Lo que no hace es «demonizar» las plataformas de internet, a pesar de su apego natural por las salas de proyección convencionales. «Se están gestando y naciendo espacios alternativos en las plataformas. Son más difíciles de transitar, pero se puede sobrevivir y abren nuevos espacios. Es la diferencia entre una autopista y los pequeños senderos. Las autopistas son más cómodas, pero los senderos más solitarios te descubren, poco a poco, hacia a dónde puedes ir. Yo estoy por los senderos», reconoce a modo de metáfora.

«Cuando hago una película, sé que solo una minoría la verá ahí. La mayoría lo hará en una pantalla del ordenador. Como creador necesito hacer abstracción, porque si al hacer un encuadre piensas cómo se verá en un ordenador... Está la oscuridad del claroscuro. Considero que en esas tonalidades está el hechizo del cine. En un ordenador es un desastre, porque en la pantalla se refleja la cara del espectador», reconoce mientras asume que también se ha perdido la liturgia social que implicaba acudir al cine.

«En España, el cine en los pueblos era como una misa laica. La gente se encontraba, se saludaba y compartía la experiencia de la película. Hoy el cine es un placer solitario. Se ve la película en un ordenador, casi con la misma actitud con la que se lee un libro en casa. Es una pena. El cine vivió casi una utopía en la primera mitad del siglo XX. Además de ser un gran arte, fue una industria de masas. Fue un arte popular. Con el cine moderno cambia todo y se bifurcan la industria y el arte», comenta.

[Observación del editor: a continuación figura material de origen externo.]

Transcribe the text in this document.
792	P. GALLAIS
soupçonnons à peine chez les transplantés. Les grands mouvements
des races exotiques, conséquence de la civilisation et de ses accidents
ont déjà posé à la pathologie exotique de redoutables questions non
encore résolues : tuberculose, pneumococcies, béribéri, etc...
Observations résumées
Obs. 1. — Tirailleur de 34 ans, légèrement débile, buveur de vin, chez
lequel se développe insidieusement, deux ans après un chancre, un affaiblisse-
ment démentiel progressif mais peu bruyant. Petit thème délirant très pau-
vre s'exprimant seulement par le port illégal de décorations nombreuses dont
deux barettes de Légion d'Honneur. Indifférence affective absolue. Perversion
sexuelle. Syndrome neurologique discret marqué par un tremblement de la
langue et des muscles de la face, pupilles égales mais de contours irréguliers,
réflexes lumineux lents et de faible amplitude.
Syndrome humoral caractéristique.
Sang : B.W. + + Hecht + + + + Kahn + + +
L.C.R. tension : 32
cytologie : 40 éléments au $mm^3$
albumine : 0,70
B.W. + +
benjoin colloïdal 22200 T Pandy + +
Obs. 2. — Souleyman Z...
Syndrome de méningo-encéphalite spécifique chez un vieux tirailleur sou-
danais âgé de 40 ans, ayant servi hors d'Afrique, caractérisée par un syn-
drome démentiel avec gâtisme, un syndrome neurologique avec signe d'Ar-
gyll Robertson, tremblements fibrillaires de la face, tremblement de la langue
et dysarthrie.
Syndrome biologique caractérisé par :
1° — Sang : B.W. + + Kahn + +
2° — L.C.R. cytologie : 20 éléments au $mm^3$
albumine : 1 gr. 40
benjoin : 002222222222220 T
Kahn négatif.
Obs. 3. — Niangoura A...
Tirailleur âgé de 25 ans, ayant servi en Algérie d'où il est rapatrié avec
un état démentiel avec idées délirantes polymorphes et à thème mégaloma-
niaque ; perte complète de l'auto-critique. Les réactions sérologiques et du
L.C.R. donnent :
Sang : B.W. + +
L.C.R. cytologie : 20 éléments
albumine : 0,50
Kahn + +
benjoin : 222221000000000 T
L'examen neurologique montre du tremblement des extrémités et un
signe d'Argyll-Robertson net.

Continúa con esta reflexión mediante una mirada histórica. «Antes, el cine estaba en el centro, ahora ocupa un lugar secundario. Es una paradoja que, cuando yo era joven y quería hacer cine, ni había libros de cine ni existían las escuelas de cine. Pero sí que habían cines en todos los pueblos. Ahora, hay muchos libros, escuelas de cine y muchos jóvenes quieren hacer cine, aunque apenas han visto cine. Es un momento de decadencia. Los propios cineastas somos un ejemplo. Cuando este arte vivía su mejor momento, los cineastas no teníamos que hablar en público. Las películas se vendían solas, ahora toda la promoción se basa en nosotros para intentar que el público vea la película».

Esta función le tocará asumirla ahora con De una isla y con su próximo largometraje, en cuyo guion ya trabaja y que espera tener finalizada en un año y medio, aproximadamente.